Ketua DPW KICI Sumbar Yuhilda Darwis
menambahkan KICI merupakan organisasi wanita yang lebih banyak bergerak di
bidang sosial dan budaya. Karena itu ia menyambut baik kunjungan DPD KICI Kota
Padang ke Galeri Permata Hati Grup.
“Sesuai moto Kami cerdas itu perlu dan
lebih baik lagi kami mencerdaskan ibu-ibu Indonesia, kami memang mendukung
kunjungan ke Permata Hati Grup ini. Apalagi Buk Wel selaku owner Permata Grup
sudah mengajarkan cara membuat deta dan tingkuluak buat para wanita di 13
kelurahan di Koto Tangah. Selain itu Buk Wel juga sudah mengajar di Rawang Mata
Air dan di Banuaran,” ujarnya.
Sementara Ketua DPD KICI Pariaman
Desmawati justru bertanya tentang pembuatan tingkuluak Permata Hati yang simpel
dan praktis dan sudah mendunis. Ia bertanya soal kepraktisan pada tingkuluak
Permata Hati.
Owner Permata Hati Welly Nofi Sastera
menjelaskan Deta dan tingkuluak yang dihasilkannya murni karya kreasinya. Namun
untuk hal-hal yang bersifat adat, ia tetap mendukung bentuk yang seharusnya.

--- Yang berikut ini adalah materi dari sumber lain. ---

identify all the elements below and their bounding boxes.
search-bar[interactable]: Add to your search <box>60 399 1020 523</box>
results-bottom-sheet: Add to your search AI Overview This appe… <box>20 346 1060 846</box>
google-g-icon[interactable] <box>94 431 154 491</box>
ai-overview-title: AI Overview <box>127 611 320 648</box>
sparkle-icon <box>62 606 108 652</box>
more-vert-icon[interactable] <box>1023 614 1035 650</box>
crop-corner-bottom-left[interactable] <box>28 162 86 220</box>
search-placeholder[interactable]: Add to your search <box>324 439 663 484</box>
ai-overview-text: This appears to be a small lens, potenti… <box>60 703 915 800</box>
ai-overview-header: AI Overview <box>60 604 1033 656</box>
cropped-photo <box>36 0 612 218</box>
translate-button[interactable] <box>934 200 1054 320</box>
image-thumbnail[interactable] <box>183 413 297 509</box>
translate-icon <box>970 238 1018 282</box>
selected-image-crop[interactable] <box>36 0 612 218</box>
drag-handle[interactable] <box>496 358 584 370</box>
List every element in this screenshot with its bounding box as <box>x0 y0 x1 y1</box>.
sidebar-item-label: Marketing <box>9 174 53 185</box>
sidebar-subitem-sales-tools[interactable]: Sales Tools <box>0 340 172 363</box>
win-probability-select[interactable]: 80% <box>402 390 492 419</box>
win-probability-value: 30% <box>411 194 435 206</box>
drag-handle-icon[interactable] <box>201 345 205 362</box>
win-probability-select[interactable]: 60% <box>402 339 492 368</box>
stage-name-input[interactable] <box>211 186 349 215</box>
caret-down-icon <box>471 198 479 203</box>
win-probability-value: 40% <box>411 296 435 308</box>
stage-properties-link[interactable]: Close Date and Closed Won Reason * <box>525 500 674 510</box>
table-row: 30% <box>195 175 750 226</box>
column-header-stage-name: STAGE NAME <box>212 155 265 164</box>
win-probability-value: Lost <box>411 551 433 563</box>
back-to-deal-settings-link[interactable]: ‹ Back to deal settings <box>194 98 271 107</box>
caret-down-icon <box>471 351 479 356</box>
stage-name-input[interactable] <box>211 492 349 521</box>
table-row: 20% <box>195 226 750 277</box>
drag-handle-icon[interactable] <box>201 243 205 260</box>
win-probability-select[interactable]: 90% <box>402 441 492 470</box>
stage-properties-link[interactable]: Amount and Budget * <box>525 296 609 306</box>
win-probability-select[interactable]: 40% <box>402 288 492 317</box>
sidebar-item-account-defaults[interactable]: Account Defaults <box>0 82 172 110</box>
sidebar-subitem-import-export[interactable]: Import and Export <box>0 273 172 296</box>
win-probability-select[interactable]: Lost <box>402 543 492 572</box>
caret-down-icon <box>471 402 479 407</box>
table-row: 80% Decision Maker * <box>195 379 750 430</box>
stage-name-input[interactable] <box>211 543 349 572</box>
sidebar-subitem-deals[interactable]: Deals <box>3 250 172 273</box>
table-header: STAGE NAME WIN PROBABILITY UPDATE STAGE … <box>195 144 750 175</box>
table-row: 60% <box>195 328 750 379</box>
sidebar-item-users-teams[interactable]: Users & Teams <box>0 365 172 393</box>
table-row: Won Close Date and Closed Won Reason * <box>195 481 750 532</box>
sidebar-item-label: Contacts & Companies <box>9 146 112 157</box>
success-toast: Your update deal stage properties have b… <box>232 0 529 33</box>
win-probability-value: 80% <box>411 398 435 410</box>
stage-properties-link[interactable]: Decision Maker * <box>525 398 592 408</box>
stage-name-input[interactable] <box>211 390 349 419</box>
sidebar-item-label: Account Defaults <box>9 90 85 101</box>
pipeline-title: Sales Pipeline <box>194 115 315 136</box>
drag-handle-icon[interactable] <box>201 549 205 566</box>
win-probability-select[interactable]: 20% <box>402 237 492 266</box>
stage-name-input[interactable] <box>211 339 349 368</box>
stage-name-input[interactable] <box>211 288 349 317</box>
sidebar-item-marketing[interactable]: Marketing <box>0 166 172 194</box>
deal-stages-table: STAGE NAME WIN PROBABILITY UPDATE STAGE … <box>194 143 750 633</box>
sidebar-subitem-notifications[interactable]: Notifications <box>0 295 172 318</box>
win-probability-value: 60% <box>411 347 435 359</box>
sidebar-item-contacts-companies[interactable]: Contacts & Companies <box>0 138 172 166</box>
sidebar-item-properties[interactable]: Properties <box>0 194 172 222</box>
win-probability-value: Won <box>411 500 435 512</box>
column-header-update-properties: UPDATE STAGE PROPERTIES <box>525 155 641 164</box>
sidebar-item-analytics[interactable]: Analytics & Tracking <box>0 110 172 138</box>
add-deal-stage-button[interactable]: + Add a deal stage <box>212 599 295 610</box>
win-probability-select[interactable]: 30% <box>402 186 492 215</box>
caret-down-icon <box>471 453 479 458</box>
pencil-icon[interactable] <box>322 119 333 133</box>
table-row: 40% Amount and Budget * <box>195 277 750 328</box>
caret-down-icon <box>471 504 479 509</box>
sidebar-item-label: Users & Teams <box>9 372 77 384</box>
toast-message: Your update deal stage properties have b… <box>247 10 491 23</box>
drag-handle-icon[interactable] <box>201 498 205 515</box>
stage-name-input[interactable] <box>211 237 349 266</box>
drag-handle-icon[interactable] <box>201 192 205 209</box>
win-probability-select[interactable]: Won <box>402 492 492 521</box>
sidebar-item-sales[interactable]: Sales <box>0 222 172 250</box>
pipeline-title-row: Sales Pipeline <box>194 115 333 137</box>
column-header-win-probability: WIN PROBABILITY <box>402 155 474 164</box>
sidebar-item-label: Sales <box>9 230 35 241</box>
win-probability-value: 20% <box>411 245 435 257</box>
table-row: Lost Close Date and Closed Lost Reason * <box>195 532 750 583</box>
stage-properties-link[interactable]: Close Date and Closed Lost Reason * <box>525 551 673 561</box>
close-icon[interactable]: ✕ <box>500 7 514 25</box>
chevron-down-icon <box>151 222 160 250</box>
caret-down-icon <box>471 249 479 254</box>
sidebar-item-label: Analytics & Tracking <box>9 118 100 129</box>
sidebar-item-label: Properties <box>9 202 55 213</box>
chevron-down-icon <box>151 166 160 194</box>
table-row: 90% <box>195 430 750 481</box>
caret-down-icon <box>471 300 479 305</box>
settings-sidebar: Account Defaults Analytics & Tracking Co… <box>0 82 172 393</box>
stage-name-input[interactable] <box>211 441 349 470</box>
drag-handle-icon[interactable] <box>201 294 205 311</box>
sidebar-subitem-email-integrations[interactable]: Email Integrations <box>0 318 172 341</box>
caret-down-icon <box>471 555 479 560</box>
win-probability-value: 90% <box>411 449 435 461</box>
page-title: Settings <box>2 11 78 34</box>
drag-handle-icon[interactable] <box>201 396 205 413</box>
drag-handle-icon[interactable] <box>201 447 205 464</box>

“Seperti misalnya dalam tiga hari lagi
Kami akan kedatangan istri pejabat. Ia minta tingkuluak tanduak. Ya, Kami
buatkan, meski sisi kreasi tetap tak Kami lupakan. Intinya, adat bagi Kami
adalah yang utama, namun kreasi merupakan anugrah,” ujar Welly Nofi Sastera.
Korlap Kunjungan DPD KICI Padang Elly
Trhisyanti mengaku ia merupakan model awal dari tingkuluak Permata Hati. Karena
itu ia mengaku tak heran dengan karya-karya dan kreasi Permata Hati.
“Meskipun Dapil saya waktu mencaleg dulu
adalah Lubuk Begalung, namun sering saya katakan Buk Welly adalah binaan saya.
Karena hubungan Kami yang sudah sangat dekat,” ujarnya.
Kunjungan KICI Plus yang berlangsung
menjelang Maghrib diakhiri dengan foto bersama.